Do You Have a Formal Corporate Memory? What About Innovation?

It is accepted wisdom that we don’t necessarily learn from our successes but we do and certainly should learn from our mistakes and failures.

A well-known mantra goes like this:

·      “If we always do what we always did then we will always get what we always got”

It is a matter of corporate memory and how it should be used positively as a springboard for the future.  The point is that as a business grows and changes it has inbuilt experience and memories that can materially affect the way that we operate; things that are in the DNA of the business.

For example let us postulate a situation where an energy company has a bad experience leading to injuries and worse on an oilrig.  Management learns from the problem and puts in systems to ensure that it doesn’t happen again.

Fast forward ten years: the same problem arises on another platform with the same results. What then has gone wrong and why has it not been picked up?

Corporate memories can be short.  The original people involved have gone, new people have come in, the culture has changed, no one remembers what happened ten years ago and so on.

Perhaps then there is a case for formalising in some way the corporate memory bank.  In fact I have heard it said that every company of any size and perhaps age should have a CMO, a Chief Memory Officer.

Rather over the top as a solution I would suggest but there is undoubtedly a case for formailising what are known and regarded as important events in the business.

I heard recently of a clothing manufacturer who kept a formidable spreadsheet of information about the staff and found it very valuable.  The information included date of birth and tenure of employment and when he did a re-ordering of the information he discovered that more than 20% of the workforce were over 60 years old and tenure ranged from 15 to 30 years.

The obvious implication was that as people decided to retire a vast stock of experience would be dissipated and the Managing Director decided that this was untenable.

Accordingly he devised a scheme whereby his experienced staff could formally retire as and when they wished but he suggested that they could come in part-time to help train new employees.  This had two advantages; retirement was phased rather than absolute and the experience was being passed down and not lost.

This is all good stuff and makes a lot of sense in whatever way it is accomplished.  There is a caveat however.

Remember, “We have always done it that way”?  If we constantly harp on about tips and tricks that have been inherent in the business over the years then we can stultify as a consequence, not allowing new ideas or techniques to be brought in.

Consider the different approaches between Sony and Apple.  Sony was extremely successful in designing and marketing the Walkman in its various guises right up to the portable DVD player all with very little real innovation.  It was evolution rather than revolution.

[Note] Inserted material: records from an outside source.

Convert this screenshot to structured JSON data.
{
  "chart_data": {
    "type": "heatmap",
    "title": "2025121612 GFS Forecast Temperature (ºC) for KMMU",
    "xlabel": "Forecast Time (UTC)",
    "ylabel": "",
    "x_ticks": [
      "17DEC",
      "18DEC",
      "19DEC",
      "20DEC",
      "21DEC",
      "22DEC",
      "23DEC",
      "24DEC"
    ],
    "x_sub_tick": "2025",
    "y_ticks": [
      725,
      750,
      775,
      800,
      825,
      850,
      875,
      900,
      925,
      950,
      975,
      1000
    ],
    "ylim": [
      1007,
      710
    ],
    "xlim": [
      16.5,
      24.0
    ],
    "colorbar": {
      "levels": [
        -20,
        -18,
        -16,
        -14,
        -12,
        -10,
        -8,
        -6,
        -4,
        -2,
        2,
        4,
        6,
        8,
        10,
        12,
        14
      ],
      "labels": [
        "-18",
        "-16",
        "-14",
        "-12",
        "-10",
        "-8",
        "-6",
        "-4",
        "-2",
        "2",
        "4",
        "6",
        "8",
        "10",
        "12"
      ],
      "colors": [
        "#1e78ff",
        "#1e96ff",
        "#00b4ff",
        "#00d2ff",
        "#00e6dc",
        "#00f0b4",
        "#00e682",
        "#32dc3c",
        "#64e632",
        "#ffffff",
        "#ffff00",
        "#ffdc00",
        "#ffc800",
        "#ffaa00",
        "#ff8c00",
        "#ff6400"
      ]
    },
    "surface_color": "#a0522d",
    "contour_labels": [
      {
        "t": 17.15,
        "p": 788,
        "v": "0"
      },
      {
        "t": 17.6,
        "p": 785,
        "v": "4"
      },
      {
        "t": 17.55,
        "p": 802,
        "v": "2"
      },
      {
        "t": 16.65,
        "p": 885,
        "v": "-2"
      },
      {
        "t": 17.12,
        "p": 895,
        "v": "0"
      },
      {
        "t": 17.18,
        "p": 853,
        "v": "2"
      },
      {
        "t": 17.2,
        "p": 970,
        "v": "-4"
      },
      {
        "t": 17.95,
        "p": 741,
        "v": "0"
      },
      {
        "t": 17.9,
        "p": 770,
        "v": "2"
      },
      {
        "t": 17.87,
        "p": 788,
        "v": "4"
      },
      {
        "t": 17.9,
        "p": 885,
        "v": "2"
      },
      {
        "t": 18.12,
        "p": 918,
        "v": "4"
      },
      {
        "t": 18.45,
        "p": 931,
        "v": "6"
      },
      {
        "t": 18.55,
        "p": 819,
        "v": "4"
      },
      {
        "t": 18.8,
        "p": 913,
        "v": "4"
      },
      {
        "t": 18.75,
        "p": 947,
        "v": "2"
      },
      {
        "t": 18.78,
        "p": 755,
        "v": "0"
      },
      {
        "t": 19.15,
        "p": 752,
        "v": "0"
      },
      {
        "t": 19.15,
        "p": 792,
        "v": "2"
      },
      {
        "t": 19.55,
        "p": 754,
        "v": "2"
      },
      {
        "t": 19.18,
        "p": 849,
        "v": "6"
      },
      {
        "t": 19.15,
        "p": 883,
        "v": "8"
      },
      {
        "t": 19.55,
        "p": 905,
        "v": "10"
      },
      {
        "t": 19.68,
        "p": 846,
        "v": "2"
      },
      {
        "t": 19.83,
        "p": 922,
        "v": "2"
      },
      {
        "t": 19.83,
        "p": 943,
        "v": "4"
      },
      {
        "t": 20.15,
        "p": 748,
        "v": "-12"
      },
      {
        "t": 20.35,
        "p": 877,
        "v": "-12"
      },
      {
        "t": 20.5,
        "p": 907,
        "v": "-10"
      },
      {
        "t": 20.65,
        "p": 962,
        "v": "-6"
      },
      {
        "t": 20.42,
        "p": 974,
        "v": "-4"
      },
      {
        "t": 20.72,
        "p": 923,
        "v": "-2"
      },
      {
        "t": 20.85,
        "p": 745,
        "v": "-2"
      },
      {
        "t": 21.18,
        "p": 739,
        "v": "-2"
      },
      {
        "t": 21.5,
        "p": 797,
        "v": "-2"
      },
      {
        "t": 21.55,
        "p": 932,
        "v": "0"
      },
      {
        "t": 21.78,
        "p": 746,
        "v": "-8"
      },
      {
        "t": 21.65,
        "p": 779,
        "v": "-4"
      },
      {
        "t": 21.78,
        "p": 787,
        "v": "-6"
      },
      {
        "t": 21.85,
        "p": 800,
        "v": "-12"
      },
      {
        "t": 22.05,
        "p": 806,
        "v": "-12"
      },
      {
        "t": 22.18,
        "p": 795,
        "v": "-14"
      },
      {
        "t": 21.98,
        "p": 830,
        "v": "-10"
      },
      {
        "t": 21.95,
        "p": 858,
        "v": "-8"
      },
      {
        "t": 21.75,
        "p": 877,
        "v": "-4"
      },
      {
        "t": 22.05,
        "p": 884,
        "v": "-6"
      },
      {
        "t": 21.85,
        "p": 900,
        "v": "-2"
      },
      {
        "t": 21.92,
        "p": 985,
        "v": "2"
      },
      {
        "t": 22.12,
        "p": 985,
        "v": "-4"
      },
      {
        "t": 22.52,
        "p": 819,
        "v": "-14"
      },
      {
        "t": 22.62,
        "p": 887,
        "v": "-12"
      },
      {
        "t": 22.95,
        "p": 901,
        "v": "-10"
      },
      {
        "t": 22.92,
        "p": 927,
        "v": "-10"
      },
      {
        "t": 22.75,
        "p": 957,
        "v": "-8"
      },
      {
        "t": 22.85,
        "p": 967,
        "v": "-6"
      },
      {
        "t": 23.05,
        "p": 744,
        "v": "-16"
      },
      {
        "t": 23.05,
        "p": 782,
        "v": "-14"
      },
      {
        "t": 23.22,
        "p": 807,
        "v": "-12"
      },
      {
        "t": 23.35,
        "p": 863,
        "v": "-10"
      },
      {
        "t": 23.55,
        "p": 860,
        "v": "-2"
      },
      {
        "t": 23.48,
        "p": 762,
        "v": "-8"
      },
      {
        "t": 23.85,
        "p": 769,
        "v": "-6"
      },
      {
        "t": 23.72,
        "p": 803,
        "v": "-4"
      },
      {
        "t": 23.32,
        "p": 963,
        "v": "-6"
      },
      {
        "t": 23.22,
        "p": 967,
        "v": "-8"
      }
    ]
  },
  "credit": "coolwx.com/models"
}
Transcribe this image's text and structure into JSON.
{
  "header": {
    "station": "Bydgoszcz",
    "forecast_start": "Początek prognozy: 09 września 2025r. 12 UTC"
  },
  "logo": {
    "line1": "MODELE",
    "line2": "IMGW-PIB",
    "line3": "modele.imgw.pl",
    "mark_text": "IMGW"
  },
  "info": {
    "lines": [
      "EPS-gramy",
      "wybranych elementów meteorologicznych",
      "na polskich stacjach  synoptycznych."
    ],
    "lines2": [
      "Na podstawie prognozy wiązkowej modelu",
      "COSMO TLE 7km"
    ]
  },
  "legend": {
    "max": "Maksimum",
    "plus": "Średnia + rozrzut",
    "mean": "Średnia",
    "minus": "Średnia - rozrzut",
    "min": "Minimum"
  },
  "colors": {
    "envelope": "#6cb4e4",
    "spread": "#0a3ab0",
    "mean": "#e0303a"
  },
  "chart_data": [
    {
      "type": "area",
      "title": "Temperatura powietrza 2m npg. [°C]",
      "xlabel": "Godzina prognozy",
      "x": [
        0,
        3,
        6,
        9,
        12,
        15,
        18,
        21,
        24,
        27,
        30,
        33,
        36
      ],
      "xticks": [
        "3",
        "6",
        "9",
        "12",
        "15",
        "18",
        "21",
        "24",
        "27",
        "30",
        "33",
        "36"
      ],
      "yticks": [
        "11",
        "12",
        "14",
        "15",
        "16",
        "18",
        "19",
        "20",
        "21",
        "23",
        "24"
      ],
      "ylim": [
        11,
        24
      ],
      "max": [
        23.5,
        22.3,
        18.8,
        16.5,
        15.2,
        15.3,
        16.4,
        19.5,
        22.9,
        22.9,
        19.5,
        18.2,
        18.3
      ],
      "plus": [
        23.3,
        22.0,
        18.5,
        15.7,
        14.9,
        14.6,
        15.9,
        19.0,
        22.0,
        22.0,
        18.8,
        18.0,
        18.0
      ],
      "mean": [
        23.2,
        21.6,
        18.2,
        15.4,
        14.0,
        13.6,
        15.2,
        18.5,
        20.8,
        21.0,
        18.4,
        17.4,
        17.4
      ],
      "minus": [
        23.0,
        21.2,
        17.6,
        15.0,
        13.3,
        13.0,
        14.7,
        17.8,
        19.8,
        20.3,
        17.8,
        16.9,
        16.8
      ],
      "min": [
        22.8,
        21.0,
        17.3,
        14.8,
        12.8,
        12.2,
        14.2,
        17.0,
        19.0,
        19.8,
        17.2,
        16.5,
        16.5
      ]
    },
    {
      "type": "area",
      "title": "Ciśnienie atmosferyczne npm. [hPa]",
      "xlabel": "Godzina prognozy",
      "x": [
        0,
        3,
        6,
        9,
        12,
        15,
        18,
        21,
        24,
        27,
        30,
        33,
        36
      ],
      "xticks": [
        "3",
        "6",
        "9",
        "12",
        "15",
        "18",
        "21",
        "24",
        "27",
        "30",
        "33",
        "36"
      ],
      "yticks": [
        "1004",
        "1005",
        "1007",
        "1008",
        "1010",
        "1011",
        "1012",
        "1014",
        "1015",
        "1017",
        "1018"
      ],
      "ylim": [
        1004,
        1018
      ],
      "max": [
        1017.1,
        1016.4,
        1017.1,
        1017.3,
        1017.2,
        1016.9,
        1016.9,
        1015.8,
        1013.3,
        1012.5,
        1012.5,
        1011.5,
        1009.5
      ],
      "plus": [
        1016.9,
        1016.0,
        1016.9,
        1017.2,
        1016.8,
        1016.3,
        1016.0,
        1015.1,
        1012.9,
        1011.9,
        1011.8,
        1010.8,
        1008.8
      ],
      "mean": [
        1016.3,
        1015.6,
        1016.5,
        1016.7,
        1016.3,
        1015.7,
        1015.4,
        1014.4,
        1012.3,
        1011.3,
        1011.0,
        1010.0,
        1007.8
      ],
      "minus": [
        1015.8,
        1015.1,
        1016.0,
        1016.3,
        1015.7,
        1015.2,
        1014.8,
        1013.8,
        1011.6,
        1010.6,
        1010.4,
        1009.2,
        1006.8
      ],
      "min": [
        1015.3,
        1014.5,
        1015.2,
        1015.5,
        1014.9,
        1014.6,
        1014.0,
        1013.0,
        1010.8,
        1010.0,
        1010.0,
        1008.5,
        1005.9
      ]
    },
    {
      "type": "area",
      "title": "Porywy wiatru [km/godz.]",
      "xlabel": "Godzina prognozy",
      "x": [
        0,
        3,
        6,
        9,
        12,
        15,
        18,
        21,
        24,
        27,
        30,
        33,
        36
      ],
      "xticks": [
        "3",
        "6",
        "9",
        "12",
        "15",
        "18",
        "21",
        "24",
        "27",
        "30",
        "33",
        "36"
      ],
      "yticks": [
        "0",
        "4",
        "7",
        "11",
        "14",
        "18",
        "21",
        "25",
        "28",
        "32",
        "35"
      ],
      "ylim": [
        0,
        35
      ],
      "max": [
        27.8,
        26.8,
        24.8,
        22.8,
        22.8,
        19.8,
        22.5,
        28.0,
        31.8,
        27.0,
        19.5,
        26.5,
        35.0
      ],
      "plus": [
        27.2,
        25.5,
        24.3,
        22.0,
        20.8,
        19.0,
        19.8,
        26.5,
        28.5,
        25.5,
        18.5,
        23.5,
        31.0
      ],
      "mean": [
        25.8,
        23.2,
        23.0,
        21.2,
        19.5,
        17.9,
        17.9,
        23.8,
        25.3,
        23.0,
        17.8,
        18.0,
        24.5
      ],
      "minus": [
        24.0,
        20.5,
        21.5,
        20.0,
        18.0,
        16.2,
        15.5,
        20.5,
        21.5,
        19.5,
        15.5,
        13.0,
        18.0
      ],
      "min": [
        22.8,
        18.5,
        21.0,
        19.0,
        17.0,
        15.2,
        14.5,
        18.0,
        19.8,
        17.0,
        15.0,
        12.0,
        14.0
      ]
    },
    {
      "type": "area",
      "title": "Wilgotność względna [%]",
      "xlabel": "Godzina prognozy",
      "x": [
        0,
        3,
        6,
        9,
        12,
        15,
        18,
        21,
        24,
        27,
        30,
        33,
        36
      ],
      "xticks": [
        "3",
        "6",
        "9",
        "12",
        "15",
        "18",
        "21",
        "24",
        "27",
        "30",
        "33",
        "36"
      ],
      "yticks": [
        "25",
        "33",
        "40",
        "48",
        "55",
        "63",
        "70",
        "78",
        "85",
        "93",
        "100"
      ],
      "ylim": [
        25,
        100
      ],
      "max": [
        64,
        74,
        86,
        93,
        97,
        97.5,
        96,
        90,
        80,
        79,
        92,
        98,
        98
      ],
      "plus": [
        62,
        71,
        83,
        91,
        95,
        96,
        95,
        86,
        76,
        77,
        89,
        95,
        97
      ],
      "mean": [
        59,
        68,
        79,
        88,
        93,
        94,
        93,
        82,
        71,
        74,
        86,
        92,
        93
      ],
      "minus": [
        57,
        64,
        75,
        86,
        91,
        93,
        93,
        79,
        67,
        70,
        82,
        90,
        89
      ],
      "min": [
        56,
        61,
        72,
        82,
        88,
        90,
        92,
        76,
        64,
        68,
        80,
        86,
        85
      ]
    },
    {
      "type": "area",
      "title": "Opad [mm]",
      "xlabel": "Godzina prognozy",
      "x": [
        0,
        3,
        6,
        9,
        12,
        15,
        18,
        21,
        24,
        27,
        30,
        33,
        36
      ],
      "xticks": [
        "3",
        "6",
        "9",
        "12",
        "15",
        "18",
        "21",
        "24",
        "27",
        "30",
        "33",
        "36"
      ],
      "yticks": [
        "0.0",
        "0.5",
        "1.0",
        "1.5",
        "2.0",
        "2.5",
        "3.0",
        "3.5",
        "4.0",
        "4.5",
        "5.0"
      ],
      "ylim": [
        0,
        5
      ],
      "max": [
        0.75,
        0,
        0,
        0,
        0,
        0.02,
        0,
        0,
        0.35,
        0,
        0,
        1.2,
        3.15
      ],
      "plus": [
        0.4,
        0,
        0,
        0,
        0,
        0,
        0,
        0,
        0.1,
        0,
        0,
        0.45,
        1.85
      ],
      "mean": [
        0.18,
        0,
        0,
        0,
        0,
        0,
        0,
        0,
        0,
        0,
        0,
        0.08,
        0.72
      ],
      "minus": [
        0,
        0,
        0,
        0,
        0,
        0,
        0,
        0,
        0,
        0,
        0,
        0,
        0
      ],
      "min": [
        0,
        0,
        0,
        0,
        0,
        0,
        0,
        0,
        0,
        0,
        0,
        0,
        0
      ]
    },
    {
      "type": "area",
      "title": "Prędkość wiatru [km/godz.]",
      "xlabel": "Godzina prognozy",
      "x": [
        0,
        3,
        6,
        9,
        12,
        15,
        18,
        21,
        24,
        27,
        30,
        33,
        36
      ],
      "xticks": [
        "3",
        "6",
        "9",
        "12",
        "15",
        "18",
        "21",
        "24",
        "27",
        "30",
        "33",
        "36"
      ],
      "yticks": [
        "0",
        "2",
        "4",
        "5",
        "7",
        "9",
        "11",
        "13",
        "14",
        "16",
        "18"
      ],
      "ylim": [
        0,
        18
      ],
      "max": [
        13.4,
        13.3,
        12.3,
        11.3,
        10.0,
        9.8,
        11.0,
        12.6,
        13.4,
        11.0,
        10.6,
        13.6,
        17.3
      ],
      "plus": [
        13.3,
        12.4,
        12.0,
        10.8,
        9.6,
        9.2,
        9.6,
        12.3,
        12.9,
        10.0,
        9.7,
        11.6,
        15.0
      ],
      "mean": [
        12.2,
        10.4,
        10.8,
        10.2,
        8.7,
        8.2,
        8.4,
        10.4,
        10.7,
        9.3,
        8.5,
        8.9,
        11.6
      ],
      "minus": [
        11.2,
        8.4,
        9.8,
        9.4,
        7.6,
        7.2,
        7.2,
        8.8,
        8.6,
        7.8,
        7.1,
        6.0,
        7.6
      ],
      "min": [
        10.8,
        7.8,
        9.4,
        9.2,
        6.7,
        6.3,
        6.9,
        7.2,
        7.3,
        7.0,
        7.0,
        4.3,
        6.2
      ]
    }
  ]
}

Apple on the other hand were not burdened by the past and decided that they could design a product that would take the Walkman out. It would hold a vast amount of music, it would be smaller, easy to operate and generally more acceptable to the consumer.  It was called the iPod and that technology has now been incorporated into the iPhone and iPad.  You can’t buy a Walkman now and who would want to anyway?


Strong emphasis on the corporate memory can be valuable but it must not become the be all and end al.  It is far better to appoint a Chief Innovation Officer than a Memory equivalent simply because innovation is a leading not a lagging route for the future.